Composer for The Queen’s Gambit hosts Webinar for Valencia College

Carlos Rafael Rivera Portrait.

Valencia College-Splash Page

Carlos Rafael Rivera Portrait.

Rachelle Echevarria, Copy Editor

Valencia College had the privilege of hosting a webinar with Emmy Award winner Carlos Rafael Rivera on February 23. He has composed for pictures such as A Walk Among the Tombstones, Godless and The Queen’s Gambit and is a professor at the University of Miami.

Dr. Rivera’s webinar discussed the act of composing scores for media, from the screenplay until release. He made it very clear that as composers, one should not consider him or herself to be making art. “Calling ourselves artists sets us up for failure. We’re artisans, and craftsmen, and to call yourself an artist really gives you an impossible task,” stated Dr.Rivera.

This all ultimately goes back to a point that Dr. Rivera later makes. While music as a whole is artistic in nature, to be scoring for another is a job, which Dr. Rivera mentioned in stating, “We are a service industry. What we do is serve the director. When the director says, ‘I want it to feel a certain way’, it’s our job to interpret that and translate it into sound.”
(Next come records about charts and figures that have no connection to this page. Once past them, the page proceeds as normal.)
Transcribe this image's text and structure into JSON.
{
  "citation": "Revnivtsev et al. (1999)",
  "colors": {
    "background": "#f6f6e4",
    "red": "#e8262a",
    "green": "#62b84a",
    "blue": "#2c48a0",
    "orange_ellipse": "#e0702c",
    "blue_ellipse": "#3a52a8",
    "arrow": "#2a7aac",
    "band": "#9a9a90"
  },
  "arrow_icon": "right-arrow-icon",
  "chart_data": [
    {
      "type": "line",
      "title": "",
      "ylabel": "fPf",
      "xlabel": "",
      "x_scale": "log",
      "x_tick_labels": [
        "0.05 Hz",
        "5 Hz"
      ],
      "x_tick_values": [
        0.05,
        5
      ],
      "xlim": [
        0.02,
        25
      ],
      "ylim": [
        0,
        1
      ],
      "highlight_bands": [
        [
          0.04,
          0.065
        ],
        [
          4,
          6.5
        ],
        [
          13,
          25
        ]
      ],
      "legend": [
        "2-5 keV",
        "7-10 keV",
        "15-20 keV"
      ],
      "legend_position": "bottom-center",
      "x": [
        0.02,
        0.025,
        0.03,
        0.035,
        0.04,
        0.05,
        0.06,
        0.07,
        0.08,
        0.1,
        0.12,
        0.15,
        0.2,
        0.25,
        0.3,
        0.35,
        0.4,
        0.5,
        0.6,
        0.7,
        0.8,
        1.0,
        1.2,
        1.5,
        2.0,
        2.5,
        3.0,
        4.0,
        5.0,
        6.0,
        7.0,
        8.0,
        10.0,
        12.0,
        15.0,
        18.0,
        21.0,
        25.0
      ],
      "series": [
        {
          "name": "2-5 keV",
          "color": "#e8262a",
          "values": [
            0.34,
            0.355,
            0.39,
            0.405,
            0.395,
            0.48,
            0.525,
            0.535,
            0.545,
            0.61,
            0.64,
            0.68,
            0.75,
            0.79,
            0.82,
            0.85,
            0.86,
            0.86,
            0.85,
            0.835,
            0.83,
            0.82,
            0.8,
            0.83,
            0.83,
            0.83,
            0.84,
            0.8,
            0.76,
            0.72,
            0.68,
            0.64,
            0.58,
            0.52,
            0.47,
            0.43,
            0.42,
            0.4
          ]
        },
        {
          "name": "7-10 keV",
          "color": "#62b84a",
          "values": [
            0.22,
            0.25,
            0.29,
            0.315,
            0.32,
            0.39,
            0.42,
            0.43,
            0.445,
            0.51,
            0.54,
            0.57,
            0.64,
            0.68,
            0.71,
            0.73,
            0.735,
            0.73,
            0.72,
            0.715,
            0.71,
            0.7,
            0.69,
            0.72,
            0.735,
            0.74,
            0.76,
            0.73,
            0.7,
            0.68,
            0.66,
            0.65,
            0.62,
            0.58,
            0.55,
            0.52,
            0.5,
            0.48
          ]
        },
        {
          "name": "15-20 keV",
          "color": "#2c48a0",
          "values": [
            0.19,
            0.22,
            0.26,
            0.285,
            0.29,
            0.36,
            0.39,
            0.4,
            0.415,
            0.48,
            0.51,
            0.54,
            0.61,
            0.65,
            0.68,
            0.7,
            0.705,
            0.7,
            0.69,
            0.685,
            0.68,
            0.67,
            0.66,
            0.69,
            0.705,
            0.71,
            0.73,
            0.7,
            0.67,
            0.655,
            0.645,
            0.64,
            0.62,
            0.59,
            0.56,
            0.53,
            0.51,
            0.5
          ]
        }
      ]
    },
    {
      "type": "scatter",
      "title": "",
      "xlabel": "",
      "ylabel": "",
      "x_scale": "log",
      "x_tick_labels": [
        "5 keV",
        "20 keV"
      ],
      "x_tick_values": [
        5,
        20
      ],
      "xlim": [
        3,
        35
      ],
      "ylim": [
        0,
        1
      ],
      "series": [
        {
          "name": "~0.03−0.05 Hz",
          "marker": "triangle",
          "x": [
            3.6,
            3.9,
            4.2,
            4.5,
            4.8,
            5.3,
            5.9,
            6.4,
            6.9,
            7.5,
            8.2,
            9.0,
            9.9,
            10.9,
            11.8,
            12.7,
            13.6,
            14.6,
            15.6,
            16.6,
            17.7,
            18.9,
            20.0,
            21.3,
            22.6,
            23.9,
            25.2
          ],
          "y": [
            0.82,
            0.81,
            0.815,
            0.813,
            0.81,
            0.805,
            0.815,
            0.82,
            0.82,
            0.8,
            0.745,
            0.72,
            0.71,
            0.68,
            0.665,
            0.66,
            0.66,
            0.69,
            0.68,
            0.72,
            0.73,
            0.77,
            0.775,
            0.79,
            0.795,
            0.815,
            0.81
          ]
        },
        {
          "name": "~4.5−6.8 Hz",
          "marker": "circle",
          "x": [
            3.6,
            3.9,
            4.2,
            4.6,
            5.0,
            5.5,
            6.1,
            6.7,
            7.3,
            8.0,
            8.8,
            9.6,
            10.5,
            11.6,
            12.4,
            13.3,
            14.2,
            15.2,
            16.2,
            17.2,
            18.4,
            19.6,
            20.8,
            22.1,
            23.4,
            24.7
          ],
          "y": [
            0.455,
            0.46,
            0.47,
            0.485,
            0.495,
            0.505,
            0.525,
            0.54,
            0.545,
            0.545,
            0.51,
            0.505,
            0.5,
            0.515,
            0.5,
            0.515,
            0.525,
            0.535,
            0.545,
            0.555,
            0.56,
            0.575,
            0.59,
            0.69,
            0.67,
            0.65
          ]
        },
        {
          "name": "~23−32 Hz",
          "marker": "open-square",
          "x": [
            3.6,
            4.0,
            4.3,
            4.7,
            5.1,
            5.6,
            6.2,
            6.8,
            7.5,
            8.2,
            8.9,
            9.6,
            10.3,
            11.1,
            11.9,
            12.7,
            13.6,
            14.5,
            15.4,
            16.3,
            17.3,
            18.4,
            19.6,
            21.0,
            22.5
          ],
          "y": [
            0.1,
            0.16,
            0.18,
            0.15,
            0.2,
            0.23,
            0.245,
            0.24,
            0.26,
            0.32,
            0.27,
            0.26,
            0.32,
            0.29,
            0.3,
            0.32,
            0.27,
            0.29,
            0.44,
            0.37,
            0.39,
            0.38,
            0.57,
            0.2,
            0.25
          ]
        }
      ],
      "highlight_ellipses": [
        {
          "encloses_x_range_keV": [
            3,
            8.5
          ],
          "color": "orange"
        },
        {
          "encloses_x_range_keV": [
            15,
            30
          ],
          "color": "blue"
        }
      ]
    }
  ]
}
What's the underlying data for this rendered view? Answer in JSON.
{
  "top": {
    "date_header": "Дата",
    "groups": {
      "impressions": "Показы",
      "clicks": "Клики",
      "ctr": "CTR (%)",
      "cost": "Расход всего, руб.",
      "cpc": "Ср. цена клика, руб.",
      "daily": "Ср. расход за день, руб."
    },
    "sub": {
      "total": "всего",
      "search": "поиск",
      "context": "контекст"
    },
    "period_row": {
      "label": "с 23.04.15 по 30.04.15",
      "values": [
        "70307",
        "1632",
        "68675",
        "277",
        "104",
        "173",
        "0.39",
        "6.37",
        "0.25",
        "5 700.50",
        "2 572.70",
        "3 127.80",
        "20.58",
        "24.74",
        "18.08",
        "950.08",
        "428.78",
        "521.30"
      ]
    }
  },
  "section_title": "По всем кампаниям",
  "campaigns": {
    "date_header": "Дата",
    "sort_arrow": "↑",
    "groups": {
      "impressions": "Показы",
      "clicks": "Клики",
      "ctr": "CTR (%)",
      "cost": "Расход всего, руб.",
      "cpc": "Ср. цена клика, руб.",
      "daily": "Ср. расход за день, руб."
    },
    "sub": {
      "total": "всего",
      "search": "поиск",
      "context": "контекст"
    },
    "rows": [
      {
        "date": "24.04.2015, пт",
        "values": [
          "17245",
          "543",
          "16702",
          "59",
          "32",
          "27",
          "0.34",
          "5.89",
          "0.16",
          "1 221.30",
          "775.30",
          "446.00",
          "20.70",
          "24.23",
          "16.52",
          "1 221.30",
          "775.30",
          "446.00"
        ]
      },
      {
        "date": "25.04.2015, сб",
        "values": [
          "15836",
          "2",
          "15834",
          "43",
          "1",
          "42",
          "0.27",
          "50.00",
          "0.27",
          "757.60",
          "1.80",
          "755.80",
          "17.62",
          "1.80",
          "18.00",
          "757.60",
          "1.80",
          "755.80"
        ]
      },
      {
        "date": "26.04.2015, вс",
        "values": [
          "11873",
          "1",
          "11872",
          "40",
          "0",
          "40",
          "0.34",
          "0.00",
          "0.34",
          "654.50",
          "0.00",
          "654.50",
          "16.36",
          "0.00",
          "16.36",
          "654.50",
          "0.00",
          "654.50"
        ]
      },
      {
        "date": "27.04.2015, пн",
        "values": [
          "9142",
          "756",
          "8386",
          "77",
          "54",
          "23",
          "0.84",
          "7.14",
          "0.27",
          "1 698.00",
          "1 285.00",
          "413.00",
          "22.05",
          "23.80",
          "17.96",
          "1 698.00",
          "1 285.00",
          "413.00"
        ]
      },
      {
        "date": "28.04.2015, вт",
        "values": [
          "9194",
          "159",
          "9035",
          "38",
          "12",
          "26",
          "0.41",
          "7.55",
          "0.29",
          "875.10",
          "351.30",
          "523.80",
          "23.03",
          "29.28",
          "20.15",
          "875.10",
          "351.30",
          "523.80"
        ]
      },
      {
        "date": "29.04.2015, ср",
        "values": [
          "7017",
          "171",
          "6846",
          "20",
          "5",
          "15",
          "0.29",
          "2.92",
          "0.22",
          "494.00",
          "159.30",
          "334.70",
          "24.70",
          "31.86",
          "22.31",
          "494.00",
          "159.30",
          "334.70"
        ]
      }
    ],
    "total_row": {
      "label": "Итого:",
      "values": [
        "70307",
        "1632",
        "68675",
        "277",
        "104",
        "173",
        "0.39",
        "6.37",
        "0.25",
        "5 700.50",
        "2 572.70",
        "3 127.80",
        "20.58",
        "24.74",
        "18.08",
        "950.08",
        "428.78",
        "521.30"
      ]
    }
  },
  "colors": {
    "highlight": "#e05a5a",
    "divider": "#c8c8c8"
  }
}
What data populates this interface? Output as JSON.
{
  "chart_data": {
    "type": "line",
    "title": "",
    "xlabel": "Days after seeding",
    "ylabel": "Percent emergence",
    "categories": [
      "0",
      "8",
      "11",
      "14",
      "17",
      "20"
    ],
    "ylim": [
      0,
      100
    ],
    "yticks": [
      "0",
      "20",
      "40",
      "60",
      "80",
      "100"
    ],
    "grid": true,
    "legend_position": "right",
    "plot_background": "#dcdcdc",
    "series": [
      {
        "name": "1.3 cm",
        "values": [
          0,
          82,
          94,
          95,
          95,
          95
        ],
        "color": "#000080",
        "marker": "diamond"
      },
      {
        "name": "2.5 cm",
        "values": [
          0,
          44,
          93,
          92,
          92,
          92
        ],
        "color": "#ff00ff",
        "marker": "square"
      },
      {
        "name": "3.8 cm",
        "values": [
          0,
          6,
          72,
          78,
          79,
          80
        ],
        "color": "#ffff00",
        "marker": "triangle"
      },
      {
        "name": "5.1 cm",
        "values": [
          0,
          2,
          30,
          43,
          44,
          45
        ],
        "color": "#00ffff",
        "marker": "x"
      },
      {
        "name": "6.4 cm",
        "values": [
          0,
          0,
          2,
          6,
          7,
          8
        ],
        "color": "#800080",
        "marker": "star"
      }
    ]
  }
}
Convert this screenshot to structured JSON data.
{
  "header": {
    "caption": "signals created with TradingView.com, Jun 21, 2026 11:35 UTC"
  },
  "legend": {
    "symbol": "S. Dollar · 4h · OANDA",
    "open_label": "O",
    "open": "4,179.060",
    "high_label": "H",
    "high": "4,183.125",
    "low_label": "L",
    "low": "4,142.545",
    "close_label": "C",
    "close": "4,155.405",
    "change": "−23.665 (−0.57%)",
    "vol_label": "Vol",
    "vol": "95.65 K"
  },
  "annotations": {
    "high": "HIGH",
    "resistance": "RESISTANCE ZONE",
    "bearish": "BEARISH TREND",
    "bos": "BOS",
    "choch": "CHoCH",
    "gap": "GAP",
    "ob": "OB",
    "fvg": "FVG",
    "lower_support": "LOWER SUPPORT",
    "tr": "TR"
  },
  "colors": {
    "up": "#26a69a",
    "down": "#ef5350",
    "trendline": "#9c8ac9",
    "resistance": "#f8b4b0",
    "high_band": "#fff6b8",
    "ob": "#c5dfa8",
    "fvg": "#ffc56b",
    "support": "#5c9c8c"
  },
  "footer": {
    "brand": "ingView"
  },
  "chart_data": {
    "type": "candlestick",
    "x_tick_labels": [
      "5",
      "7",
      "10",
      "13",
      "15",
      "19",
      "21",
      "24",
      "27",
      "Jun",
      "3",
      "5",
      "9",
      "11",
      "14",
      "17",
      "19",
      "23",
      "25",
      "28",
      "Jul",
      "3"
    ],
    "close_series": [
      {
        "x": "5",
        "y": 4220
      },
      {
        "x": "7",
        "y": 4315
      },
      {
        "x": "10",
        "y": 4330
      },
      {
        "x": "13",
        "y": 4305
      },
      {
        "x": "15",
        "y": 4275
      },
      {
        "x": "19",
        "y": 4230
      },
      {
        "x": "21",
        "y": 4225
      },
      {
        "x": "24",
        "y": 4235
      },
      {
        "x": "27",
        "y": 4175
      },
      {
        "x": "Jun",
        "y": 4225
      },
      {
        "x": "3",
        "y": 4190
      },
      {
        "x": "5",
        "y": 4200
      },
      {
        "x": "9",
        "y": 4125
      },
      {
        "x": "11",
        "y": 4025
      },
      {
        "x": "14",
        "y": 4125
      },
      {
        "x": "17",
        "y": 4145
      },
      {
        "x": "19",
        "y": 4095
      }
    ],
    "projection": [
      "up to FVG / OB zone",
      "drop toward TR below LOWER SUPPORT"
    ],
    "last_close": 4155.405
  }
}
For all his emphasis on this being a service industry, Dr. Rivera does not stray away from his passion for his work. In speaking about his work on Godless, Dr. Rivera mentioned how his scores were inspired, even though the job of a media composer is a job of repetition. For A Walk Among the Tombstones, Dr. Rivera went into detail about the sounds of the subway being his inspiration.

However, in both, Dr. Rivera’s music had to be rewritten and composed again as rejections would come for one reason or another. He prefaced the webinar by stating, “It’s through the mistakes that we find breakthroughs to grow.” He later goes on to say, “I feel that no revision has actually made anything worse.”

Dr. Rivera also faced rejection during the creation of The Queen’s Gambit. During the Q&A, he was asked how he composed music for chess (a major theme in The Queen’s Gambit) that made it captivating to an unknowing audience. After admitting he wasn’t quite sure how to answer, he eventually stated, “The first bunch of music I wrote was rejected. It sounded fine, but it wasn’t working. What helped me was thinking contextually; not the game itself, but the character. What is Beth thinking before the game? Is she being challenged? Is she attracted to someone? It’s the emotions being scored.”

This led to a question that wasn’t explicitly asked, but was explicitly answered: how do you tell a story when you compose music?

“Our job as composers is transitional. The end of one scene to the beginning of another. Music comes from the stage. Music is a transitional stage, when the curtain drops and the scene is shifting and you can’t see anyone running around or the set moving, but the music keeps playing. The answer is find any way to do it. The truth is, if you have a sense of storytelling, you could start on your phone, and then the training can be used.”

Dr. Rivera, while referencing technical and professional aspects of composing for the media, gave sound advice for future scorers. His wisdom could be rounded up to three main points: composers work for the creator, mistakes are not a bad thing when composing, and it’s best “…not to get so caught up in the notes so much as the idea.”